Virginia Madsen as Sara Campbell
Kyle Gallner as Matt Campbell
Elias Koteas as Reverend Popescu
Amanda Crew as Wendy
Martin Donovan as Peter Campbell
Sophi Knight as Mary Campbell
Ty Wood as Billy Campbell
Erik J. Berg as Jonah
John Bluethner as Ramsey Aickman
D.W. Brown as Dr. Brooks
There are some things that just won’t stay dead. Despite all logic and reason, they rest dormant, only to spring at us when we least expect it. Case in point, “The Haunting in Connecticut,” rising from the grave of Lionsgate’s shelf where by all rights it really should have stayed.
Allegedly based on events in the lives of Al and Carmen Snedeker, “The Haunting in Connecticut” follows their fictionalized counterparts, Sara (Virginia Madsen) and Peter (Martin Donovan), who begin renting a house in Connecticut in order to be near the hospital where their eldest son, Matt (Kyle Gallner), is undergoing experimental cancer treatment. It soon becomes obvious something else is living in the house with them.
There’s been some hand wringing and recriminations about just how true a story “The Haunting in Connecticut” is, but really it doesn’t matter. Everything in the film could be 100% factually accurate and it would only mean that the Snedekers are possibly the most boring people on Earth. The Campbells certainly are.
Director Peter Cornwell has made as cookie cutter a horror film as you’re likely to find. Lots of music video jump cuts and lens effects, lots of jump scares, shadows in the corners of the frame. And not a single original or scary notion in the lot.
The idea seems to have been to focus not as much on the ghost as on the family and how the strange goings on in the house effect them and strain the bonds of family. Which isn’t a bad idea, but it’s sabotaged by the flatness of the characters and Cornwell’s indecision about where to put his focus.
The only one close to well rounded is Kyle who, facing the very real possibility of his own imminent death, doesn’t find ghosts as off-putting as the rest of us might. He mostly ends up being just passive, a conduit for the spirit of a dead medium (Erik J. Berg) and a couple of ham-handed screenwriters to send their exposition through.
It really does seem to want to engage the viewers on an emotional level, but it can’t seem to get around its need to have everyone talk in exposition and not much else. Elias Koteas’ character pops up at just the right moment to lend his expertise of which he has plenty apparently just because he’s a Reverend. Apparently ghost hunting is one of the courses taught at divinity school.
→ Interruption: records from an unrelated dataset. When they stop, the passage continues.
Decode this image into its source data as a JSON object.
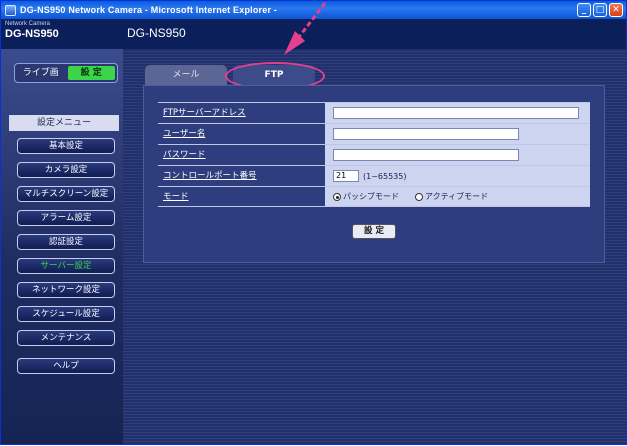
{
  "window": {
    "title": "DG-NS950 Network Camera - Microsoft Internet Explorer -"
  },
  "header": {
    "brand_small": "Network Camera",
    "brand_model": "DG-NS950",
    "device_title": "DG-NS950"
  },
  "mode": {
    "live_label": "ライブ画",
    "setup_label": "設 定"
  },
  "sidebar": {
    "heading": "設定メニュー",
    "items": [
      {
        "label": "基本設定"
      },
      {
        "label": "カメラ設定"
      },
      {
        "label": "マルチスクリーン設定"
      },
      {
        "label": "アラーム設定"
      },
      {
        "label": "認証設定"
      },
      {
        "label": "サーバー設定"
      },
      {
        "label": "ネットワーク設定"
      },
      {
        "label": "スケジュール設定"
      },
      {
        "label": "メンテナンス"
      },
      {
        "label": "ヘルプ"
      }
    ],
    "active_index": 5
  },
  "tabs": [
    {
      "label": "メール"
    },
    {
      "label": "FTP"
    }
  ],
  "form": {
    "server_address_label": "FTPサーバーアドレス",
    "server_address_value": "",
    "username_label": "ユーザー名",
    "username_value": "",
    "password_label": "パスワード",
    "password_value": "",
    "control_port_label": "コントロールポート番号",
    "control_port_value": "21",
    "control_port_hint": "(1~65535)",
    "mode_label": "モード",
    "mode_passive": "パッシブモード",
    "mode_active": "アクティブモード",
    "mode_selected": "passive"
  },
  "actions": {
    "set_label": "設 定"
  },
  "colors": {
    "accent_green": "#3bd44a",
    "highlight_pink": "#e5408c",
    "panel_blue": "#2e3d7d"
  }
}
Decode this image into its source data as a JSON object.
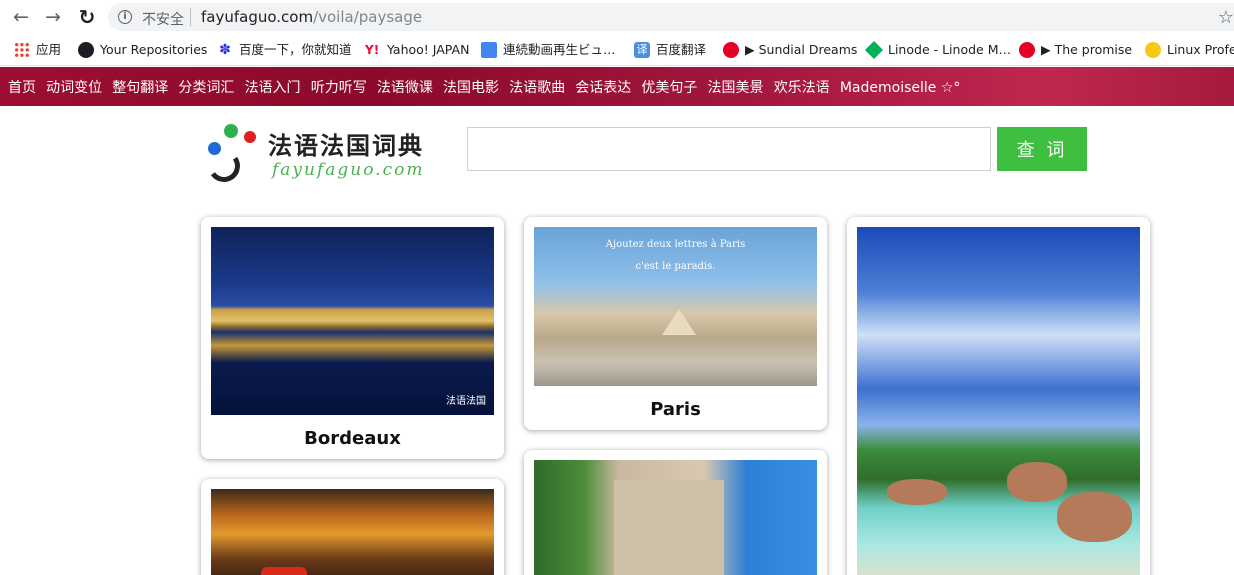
{
  "browser": {
    "insecure_label": "不安全",
    "url_host": "fayufaguo.com",
    "url_path": "/voila/paysage"
  },
  "bookmarks": [
    {
      "label": "应用",
      "icon": "apps-icon"
    },
    {
      "label": "Your Repositories",
      "icon": "github-icon"
    },
    {
      "label": "百度一下，你就知道",
      "icon": "baidu-icon"
    },
    {
      "label": "Yahoo! JAPAN",
      "icon": "yahoo-icon"
    },
    {
      "label": "連続動画再生ビュ…",
      "icon": "doc-icon"
    },
    {
      "label": "百度翻译",
      "icon": "translate-icon"
    },
    {
      "label": "▶ Sundial Dreams",
      "icon": "netease-icon"
    },
    {
      "label": "Linode - Linode M…",
      "icon": "linode-icon"
    },
    {
      "label": "▶ The promise",
      "icon": "netease-icon"
    },
    {
      "label": "Linux Profes",
      "icon": "linux-icon"
    }
  ],
  "site_nav": [
    "首页",
    "动词变位",
    "整句翻译",
    "分类词汇",
    "法语入门",
    "听力听写",
    "法语微课",
    "法国电影",
    "法语歌曲",
    "会话表达",
    "优美句子",
    "法国美景",
    "欢乐法语",
    "Mademoiselle ☆°"
  ],
  "logo": {
    "title": "法语法国词典",
    "subtitle": "fayufaguo.com"
  },
  "search": {
    "value": "",
    "button_label": "查 词"
  },
  "cards": [
    {
      "caption": "Bordeaux",
      "watermark": "法语法国"
    },
    {
      "caption": "Paris",
      "overlay_line1": "Ajoutez deux lettres à Paris",
      "overlay_line2": "c'est le paradis."
    }
  ],
  "colors": {
    "nav_bar": "#9c0e32",
    "search_button": "#3fbf3f"
  }
}
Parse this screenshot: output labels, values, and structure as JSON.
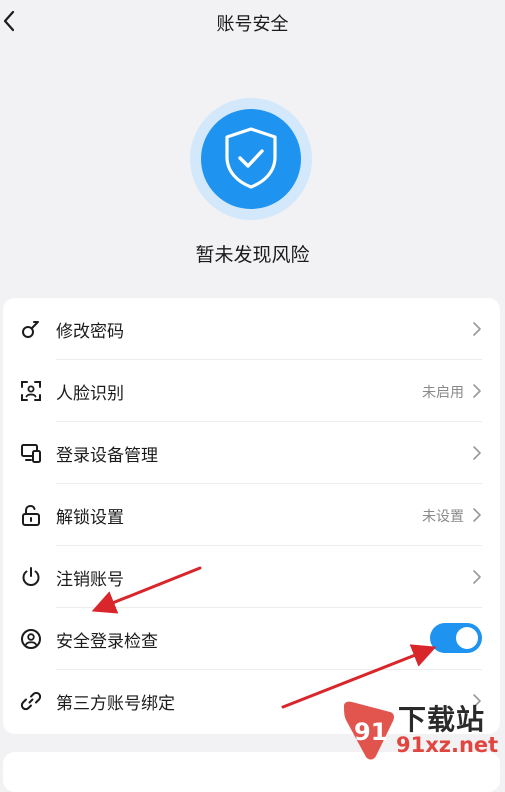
{
  "header": {
    "title": "账号安全",
    "back_icon": "chevron-left-icon"
  },
  "status": {
    "text": "暂未发现风险",
    "icon": "shield-check-icon",
    "color": "#1e93f0"
  },
  "security_items": [
    {
      "label": "修改密码",
      "value": "",
      "icon": "key-icon",
      "control": "chevron"
    },
    {
      "label": "人脸识别",
      "value": "未启用",
      "icon": "face-scan-icon",
      "control": "chevron"
    },
    {
      "label": "登录设备管理",
      "value": "",
      "icon": "devices-icon",
      "control": "chevron"
    },
    {
      "label": "解锁设置",
      "value": "未设置",
      "icon": "unlock-icon",
      "control": "chevron"
    },
    {
      "label": "注销账号",
      "value": "",
      "icon": "power-icon",
      "control": "chevron"
    },
    {
      "label": "安全登录检查",
      "value": "",
      "icon": "user-circle-icon",
      "control": "toggle",
      "toggle_on": true
    },
    {
      "label": "第三方账号绑定",
      "value": "",
      "icon": "link-icon",
      "control": "chevron"
    }
  ],
  "annotations": {
    "arrow_color": "#d9262b",
    "count": 2
  },
  "watermark": {
    "title": "下载站",
    "domain": "91xz.net",
    "logo_text": "91"
  }
}
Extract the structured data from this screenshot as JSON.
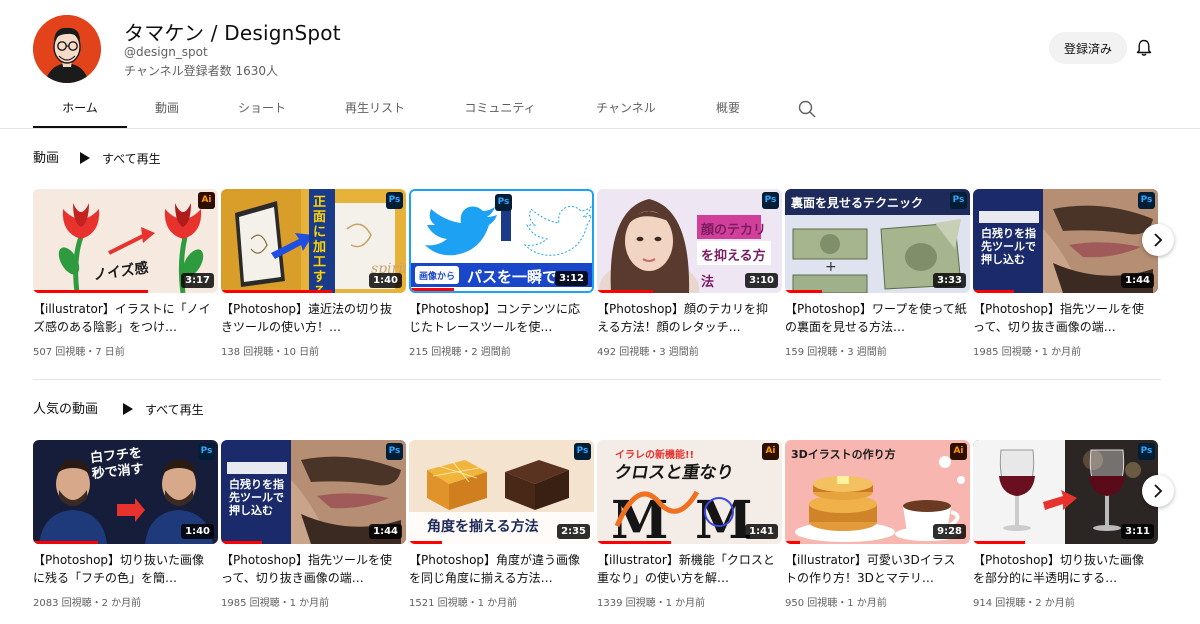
{
  "channel": {
    "name": "タマケン / DesignSpot",
    "handle": "@design_spot",
    "subscribers": "チャンネル登録者数 1630人",
    "subscribe_label": "登録済み",
    "avatar_bg": "#e2431b"
  },
  "tabs": [
    {
      "label": "ホーム",
      "active": true
    },
    {
      "label": "動画"
    },
    {
      "label": "ショート"
    },
    {
      "label": "再生リスト"
    },
    {
      "label": "コミュニティ"
    },
    {
      "label": "チャンネル"
    },
    {
      "label": "概要"
    }
  ],
  "shelves": [
    {
      "title": "動画",
      "play_all": "すべて再生",
      "videos": [
        {
          "title": "【illustrator】イラストに「ノイズ感のある陰影」をつけ…",
          "meta": "507 回視聴・7 日前",
          "duration": "3:17",
          "badge": "Ai",
          "thumb_text": "ノイズ感",
          "bg": "#f6e9df"
        },
        {
          "title": "【Photoshop】遠近法の切り抜きツールの使い方！…",
          "meta": "138 回視聴・10 日前",
          "duration": "1:40",
          "badge": "Ps",
          "thumb_text": "正面に加工する",
          "bg": "#e7b23a"
        },
        {
          "title": "【Photoshop】コンテンツに応じたトレースツールを使…",
          "meta": "215 回視聴・2 週間前",
          "duration": "3:12",
          "badge": "Ps",
          "thumb_text": "パスを一瞬で",
          "bg": "#ffffff"
        },
        {
          "title": "【Photoshop】顔のテカリを抑える方法！顔のレタッチ…",
          "meta": "492 回視聴・3 週間前",
          "duration": "3:10",
          "badge": "Ps",
          "thumb_text": "顔のテカリを抑える方法",
          "bg": "#efe6f3"
        },
        {
          "title": "【Photoshop】ワープを使って紙の裏面を見せる方法…",
          "meta": "159 回視聴・3 週間前",
          "duration": "3:33",
          "badge": "Ps",
          "thumb_text": "裏面を見せるテクニック",
          "bg": "#dfe3f0"
        },
        {
          "title": "【Photoshop】指先ツールを使って、切り抜き画像の端…",
          "meta": "1985 回視聴・1 か月前",
          "duration": "1:44",
          "badge": "Ps",
          "thumb_text": "白残りを指先ツールで押し込む",
          "bg": "#1a2a6b"
        }
      ]
    },
    {
      "title": "人気の動画",
      "play_all": "すべて再生",
      "videos": [
        {
          "title": "【Photoshop】切り抜いた画像に残る「フチの色」を簡…",
          "meta": "2083 回視聴・2 か月前",
          "duration": "1:40",
          "badge": "Ps",
          "thumb_text": "白フチを秒で消す",
          "bg": "#151d3a"
        },
        {
          "title": "【Photoshop】指先ツールを使って、切り抜き画像の端…",
          "meta": "1985 回視聴・1 か月前",
          "duration": "1:44",
          "badge": "Ps",
          "thumb_text": "白残りを指先ツールで押し込む",
          "bg": "#1a2a6b"
        },
        {
          "title": "【Photoshop】角度が違う画像を同じ角度に揃える方法…",
          "meta": "1521 回視聴・1 か月前",
          "duration": "2:35",
          "badge": "Ps",
          "thumb_text": "角度を揃える方法",
          "bg": "#f3e3cf"
        },
        {
          "title": "【illustrator】新機能「クロスと重なり」の使い方を解…",
          "meta": "1339 回視聴・1 か月前",
          "duration": "1:41",
          "badge": "Ai",
          "thumb_text": "クロスと重なり",
          "bg": "#f4ece6"
        },
        {
          "title": "【illustrator】可愛い3Dイラストの作り方！3Dとマテリ…",
          "meta": "950 回視聴・1 か月前",
          "duration": "9:28",
          "badge": "Ai",
          "thumb_text": "3Dイラストの作り方",
          "bg": "#f7b6b0"
        },
        {
          "title": "【Photoshop】切り抜いた画像を部分的に半透明にする…",
          "meta": "914 回視聴・2 か月前",
          "duration": "3:11",
          "badge": "Ps",
          "thumb_text": "",
          "bg": "#2b2523"
        }
      ]
    }
  ]
}
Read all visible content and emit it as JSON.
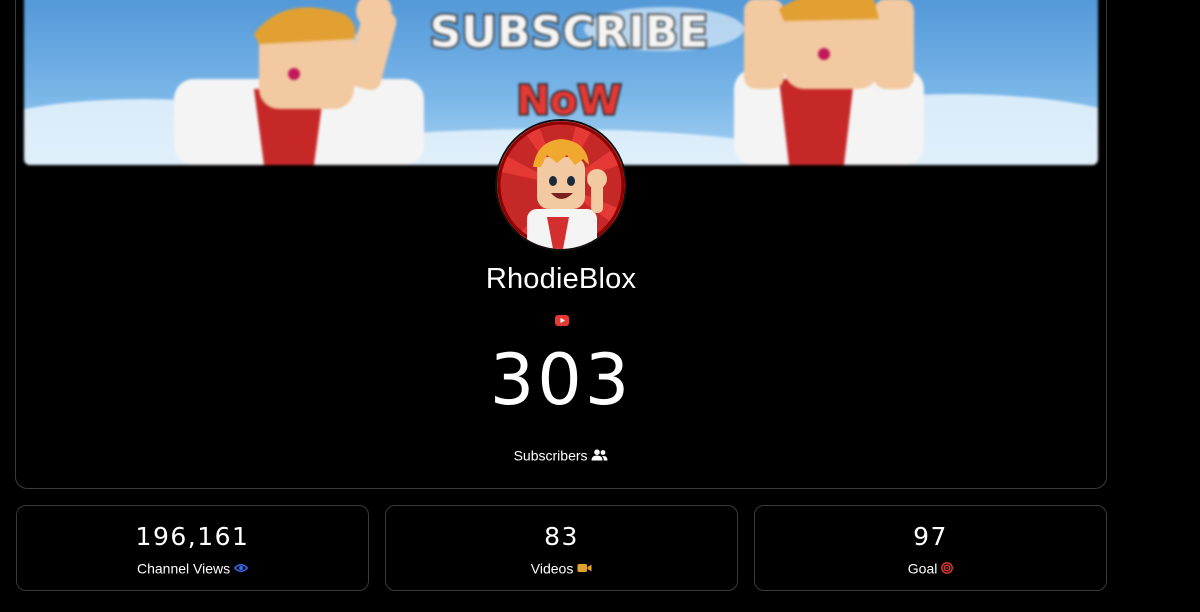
{
  "banner": {
    "headline": "SUBSCRIBE",
    "subline": "NoW"
  },
  "channel": {
    "name": "RhodieBlox",
    "platform_icon": "youtube-icon",
    "subscribers": "303",
    "subscribers_label": "Subscribers",
    "subscribers_icon": "users-icon"
  },
  "stats": [
    {
      "value": "196,161",
      "label": "Channel Views",
      "icon": "eye-icon",
      "icon_color": "#3b6cf6"
    },
    {
      "value": "83",
      "label": "Videos",
      "icon": "video-camera-icon",
      "icon_color": "#e0a030"
    },
    {
      "value": "97",
      "label": "Goal",
      "icon": "target-icon",
      "icon_color": "#e53935"
    }
  ],
  "colors": {
    "background": "#000000",
    "card_border": "#3a3a3c",
    "youtube_red": "#e53935"
  }
}
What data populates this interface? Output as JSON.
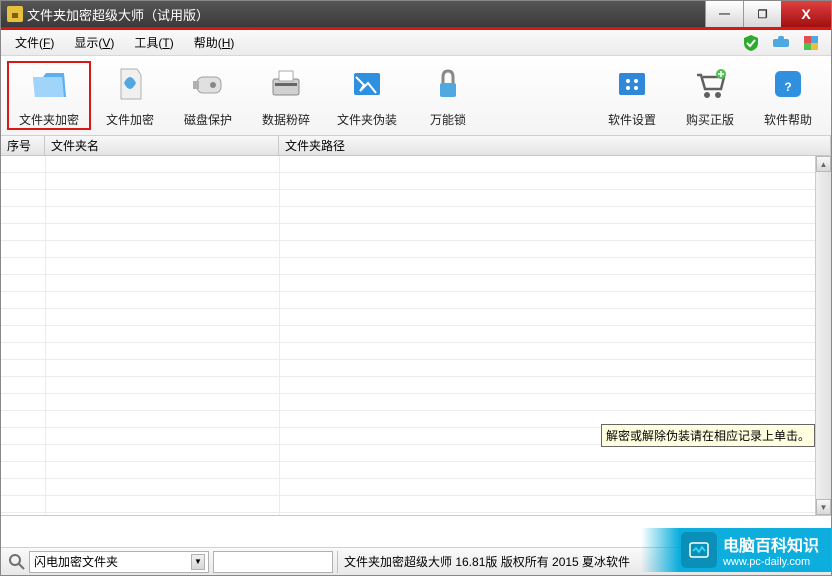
{
  "window": {
    "title": "文件夹加密超级大师（试用版）"
  },
  "menu": {
    "file": "文件(",
    "file_u": "F",
    "file_close": ")",
    "show": "显示(",
    "show_u": "V",
    "show_close": ")",
    "tool": "工具(",
    "tool_u": "T",
    "tool_close": ")",
    "help": "帮助(",
    "help_u": "H",
    "help_close": ")"
  },
  "toolbar": {
    "b1": "文件夹加密",
    "b2": "文件加密",
    "b3": "磁盘保护",
    "b4": "数据粉碎",
    "b5": "文件夹伪装",
    "b6": "万能锁",
    "b7": "软件设置",
    "b8": "购买正版",
    "b9": "软件帮助"
  },
  "columns": {
    "c1": "序号",
    "c2": "文件夹名",
    "c3": "文件夹路径"
  },
  "tooltip": "解密或解除伪装请在相应记录上单击。",
  "status": {
    "dropdown": "闪电加密文件夹",
    "copyright": "文件夹加密超级大师 16.81版 版权所有 2015 夏冰软件"
  },
  "watermark": {
    "cn": "电脑百科知识",
    "en": "www.pc-daily.com"
  }
}
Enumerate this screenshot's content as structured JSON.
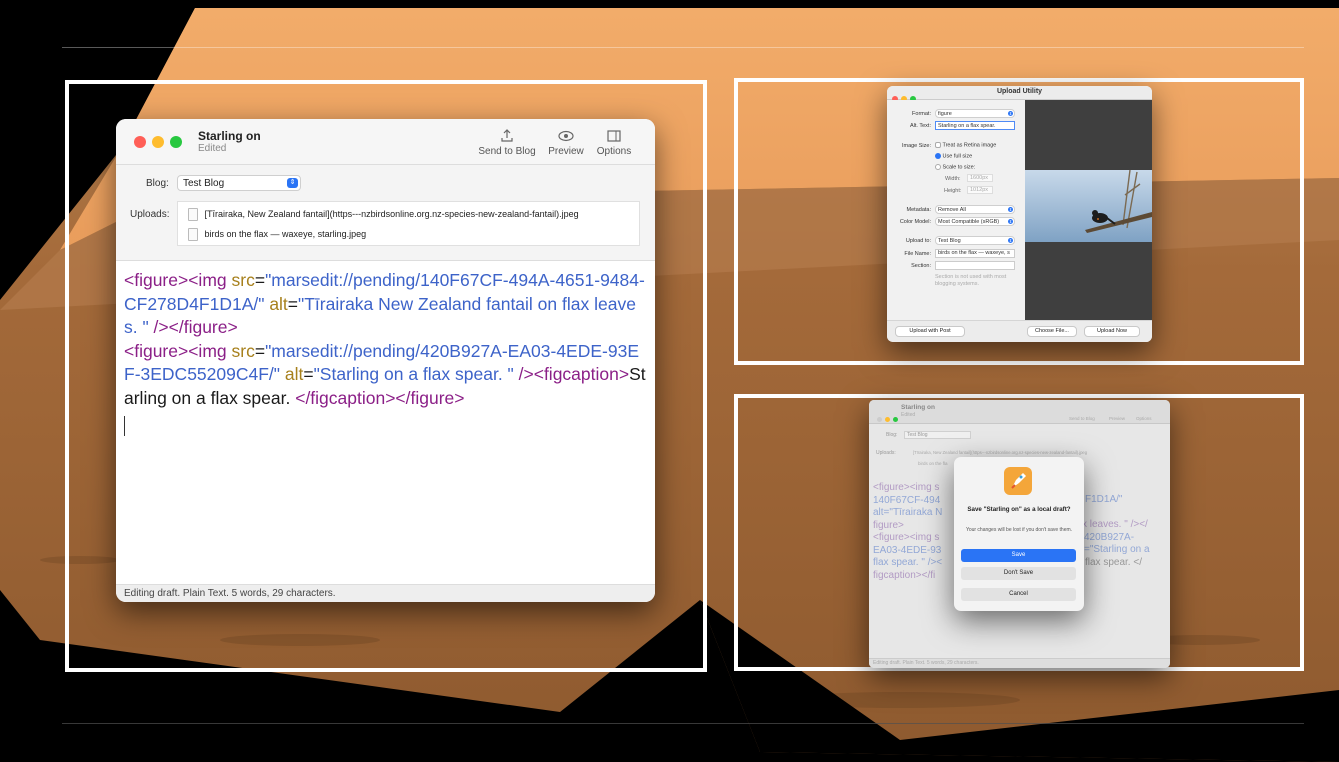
{
  "left_window": {
    "title": "Starling on",
    "subtitle": "Edited",
    "toolbar": {
      "send_label": "Send to Blog",
      "preview_label": "Preview",
      "options_label": "Options"
    },
    "blog_label": "Blog:",
    "blog_value": "Test Blog",
    "uploads_label": "Uploads:",
    "uploads": [
      "[Tīrairaka, New Zealand fantail](https---nzbirdsonline.org.nz-species-new-zealand-fantail).jpeg",
      "birds on the flax — waxeye, starling.jpeg"
    ],
    "code": {
      "l1_tag_open": "<figure><img ",
      "l1_src_attr": "src",
      "l1_eq": "=",
      "l1_src_val": "\"marsedit://pending/140F67CF-494A-4651-9484-CF278D4F1D1A/\"",
      "l1_alt_attr": "alt",
      "l1_alt_val": "\"Tīrairaka New Zealand fantail on flax leaves. \"",
      "l1_close": " /></figure>",
      "l2_tag_open": "<figure><img ",
      "l2_src_attr": "src",
      "l2_src_val": "\"marsedit://pending/420B927A-EA03-4EDE-93EF-3EDC55209C4F/\"",
      "l2_alt_attr": "alt",
      "l2_alt_val": "\"Starling on a flax spear. \"",
      "l2_mid": " /><figcaption>",
      "l2_caption": "Starling on a flax spear.  ",
      "l2_close": "</figcaption></figure>"
    },
    "status": "Editing draft. Plain Text. 5 words, 29 characters."
  },
  "upload_window": {
    "title": "Upload Utility",
    "format_label": "Format:",
    "format_value": "figure",
    "alt_label": "Alt. Text:",
    "alt_value": "Starling on a flax spear.",
    "size_label": "Image Size:",
    "retina_label": "Treat as Retina image",
    "full_size_label": "Use full size",
    "scale_label": "Scale to size:",
    "width_label": "Width:",
    "width_value": "1600px",
    "height_label": "Height:",
    "height_value": "1012px",
    "metadata_label": "Metadata:",
    "metadata_value": "Remove All",
    "color_label": "Color Model:",
    "color_value": "Most Compatible (sRGB)",
    "upload_to_label": "Upload to:",
    "upload_to_value": "Test Blog",
    "filename_label": "File Name:",
    "filename_value": "birds on the flax — waxeye, s",
    "section_label": "Section:",
    "section_note": "Section is not used with most blogging systems.",
    "upload_with_post": "Upload with Post",
    "choose_file": "Choose File...",
    "upload_now": "Upload Now"
  },
  "save_sheet": {
    "title": "Save \"Starling on\" as a local draft?",
    "body": "Your changes will be lost if you don't save them.",
    "save": "Save",
    "dont_save": "Don't Save",
    "cancel": "Cancel"
  },
  "bg_window": {
    "title": "Starling on",
    "subtitle": "Edited",
    "send": "Send to Blog",
    "preview": "Preview",
    "options": "Options",
    "blog_label": "Blog:",
    "blog_value": "Test Blog",
    "uploads_label": "Uploads:",
    "upload1": "[Tīrairaka, New Zealand fantail](https---nzbirdsonline.org.nz-species-new-zealand-fantail).jpeg",
    "upload2": "birds on the fla",
    "l1": "<figure><img s",
    "l1r": "F1D1A/\"",
    "l2": "140F67CF-494",
    "l3": "alt=\"Tīrairaka N",
    "l3r": "x leaves. \" /></",
    "l4": "figure>",
    "l5": "<figure><img s",
    "l5r": "420B927A-",
    "l6": "EA03-4EDE-93",
    "l6r": "=\"Starling on a",
    "l7": "flax spear. \" /><",
    "l7r": "flax spear.  </",
    "l8": "figcaption></fi",
    "status": "Editing draft. Plain Text. 5 words, 29 characters."
  },
  "colors": {
    "accent": "#2a74f5",
    "tag": "#8b1f87",
    "attr": "#a7801c",
    "value": "#3d63c9",
    "sky": "#f0a866"
  }
}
It’s not bad, just very, very flat, and without a single original bone in its body. There’s only one compelling moment in the film and Lionsgate seems aware of it as they’ve put it in every trailer and on every poster. It’s like hearing a song on the radio you really like, only to discover later that it’s the only song on the album that sounds like that. You just feel had. Lionsgate should have done us all a favor and left this one buried.